Cette carte illustre nettement l’adhésion des quartiers populaires à l’offre politique proposée par Mélenchon.
Mulhouse n’échappant pas à la règle réitérée dans les grandes villes métropolitaines et outre-marines, ce qui relève d’une performance assez étonnante, dans une ville où 80% des électeurs, issus des mêmes quartiers, ne se sont pas déplacés lors des élections municipales de 2020.
Les Coteaux et Bourtzwiller, tout particulièrement, mais aussi des quartiers du coeur de ville, ont souscrit à plus de 50%, voire 60% dans certains bureaux de vote, à la candidature de Jean-Luc Mélenchon.
Le rapport de classe se traduisant inversement par une désertion, relative, (on compte quand même entre 8 et 27% de suffrages pour l’Union populaire), des électeurs des quartiers Rebberg, Dornach, gare centrale et centre historique.
Le pari de rallier la faveur des quartiers populaires et de nombreux électeurs diplômés désireux de changer la donne politique est réussi.

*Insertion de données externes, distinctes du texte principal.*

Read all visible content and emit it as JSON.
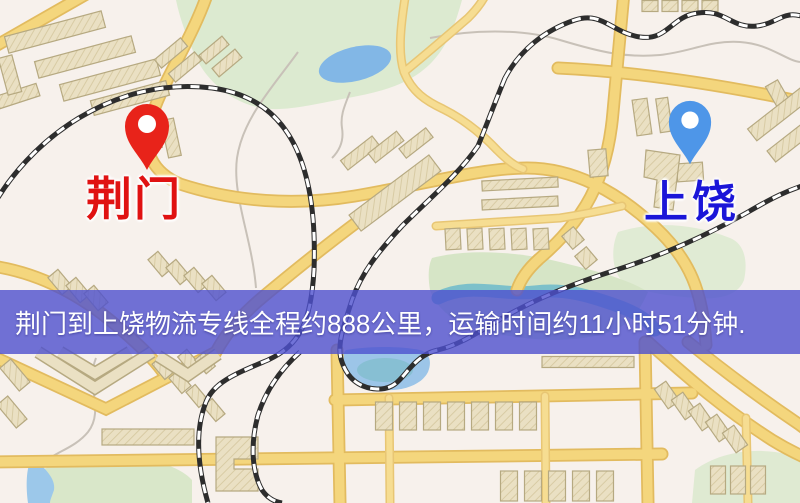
{
  "banner": {
    "text": "荆门到上饶物流专线全程约888公里，运输时间约11小时51分钟.",
    "distance_km": "888",
    "duration_hours": "11",
    "duration_minutes": "51",
    "background_color": "#4d50ce",
    "text_color": "#ffffff"
  },
  "map": {
    "origin": {
      "label": "荆门",
      "pin_color": "#e8231a",
      "label_color": "#e01212"
    },
    "destination": {
      "label": "上饶",
      "pin_color": "#4e96e8",
      "label_color": "#1b16d8"
    },
    "colors": {
      "background": "#f7f1ec",
      "road": "#f4d67d",
      "park": "#dcead0",
      "water": "#97c3e8",
      "railway": "#2d2d2d",
      "building": "#eae0c3"
    }
  }
}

Mais il est peu concluant sur un électorat constitué d’employés habitant des conurbations situées autour des grands pôles urbains, resté quant à lui fidèle au RN.
Difficile de faire plus parlant que la carte du vote LR à Mulhouse. Le parti de la majorité municipale est devenu un objet politique non identifiable, dans une ville dont le parti présidentiel, et Zemmour, ont phagocyté et rallié la bourgeoisie de manière générale, une partie des retraités, et la classe moyenne supérieure.

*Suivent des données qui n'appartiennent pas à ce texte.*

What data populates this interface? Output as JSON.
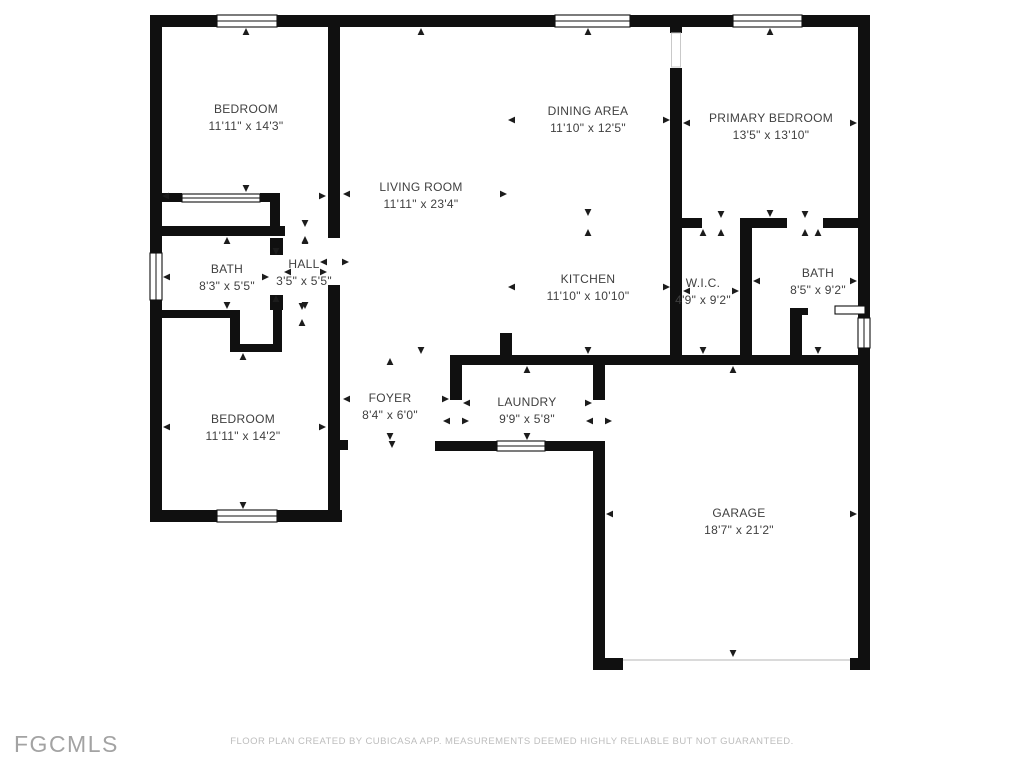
{
  "floor_plan": {
    "rooms": [
      {
        "id": "bedroom-top-left",
        "name": "BEDROOM",
        "dims": "11'11\" x 14'3\""
      },
      {
        "id": "dining-area",
        "name": "DINING AREA",
        "dims": "11'10\" x 12'5\""
      },
      {
        "id": "primary-bedroom",
        "name": "PRIMARY BEDROOM",
        "dims": "13'5\" x 13'10\""
      },
      {
        "id": "living-room",
        "name": "LIVING ROOM",
        "dims": "11'11\" x 23'4\""
      },
      {
        "id": "bath-left",
        "name": "BATH",
        "dims": "8'3\" x 5'5\""
      },
      {
        "id": "hall",
        "name": "HALL",
        "dims": "3'5\" x 5'5\""
      },
      {
        "id": "kitchen",
        "name": "KITCHEN",
        "dims": "11'10\" x 10'10\""
      },
      {
        "id": "wic",
        "name": "W.I.C.",
        "dims": "4'9\" x 9'2\""
      },
      {
        "id": "bath-right",
        "name": "BATH",
        "dims": "8'5\" x 9'2\""
      },
      {
        "id": "bedroom-bottom-left",
        "name": "BEDROOM",
        "dims": "11'11\" x 14'2\""
      },
      {
        "id": "foyer",
        "name": "FOYER",
        "dims": "8'4\" x 6'0\""
      },
      {
        "id": "laundry",
        "name": "LAUNDRY",
        "dims": "9'9\" x 5'8\""
      },
      {
        "id": "garage",
        "name": "GARAGE",
        "dims": "18'7\" x 21'2\""
      }
    ],
    "footer": {
      "logo": "FGCMLS",
      "disclaimer": "FLOOR PLAN CREATED BY CUBICASA APP. MEASUREMENTS DEEMED HIGHLY RELIABLE BUT NOT GUARANTEED."
    },
    "colors": {
      "wall": "#101010",
      "label_text": "#3f3f3f",
      "logo_text": "#a3a3a3",
      "disclaimer_text": "#bdbdbd",
      "background": "#ffffff"
    }
  }
}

Un électorat qui traditionnellement se tournait jadis vers la droite démocrate-chrétienne, ou libérale, d’autant qu’il était le seul à se déplacer massivement pour voter. En témoigne encore les près de 80% d’abstention aux municipales de 2020.
Il est vrai que le tableau politique en était particulièrement désolant, avec une droite qui se présentait aux électeurs en mode éparpillé façon puzzle, avec rien moins que 4 candidates issues de ses propres rangs (Michèle Lutz, maire sortante, Lara Milion, ancienne adjointe, Fatima Jenn, ancienne adjointe, et Christelle Ritz, ancienne adjointe, ayant rejoint le RN…
Cela dit, les dernières troupes de fidèles se comptent toujours et sans surprise sur la colline forteresse du Rebberg, à Dornach, autour du quartier gare et centre historique, à l’instar de l’électorat LREM, écologiste, et dans une mesure moindre de « Reconquête », le parti de Zemmour.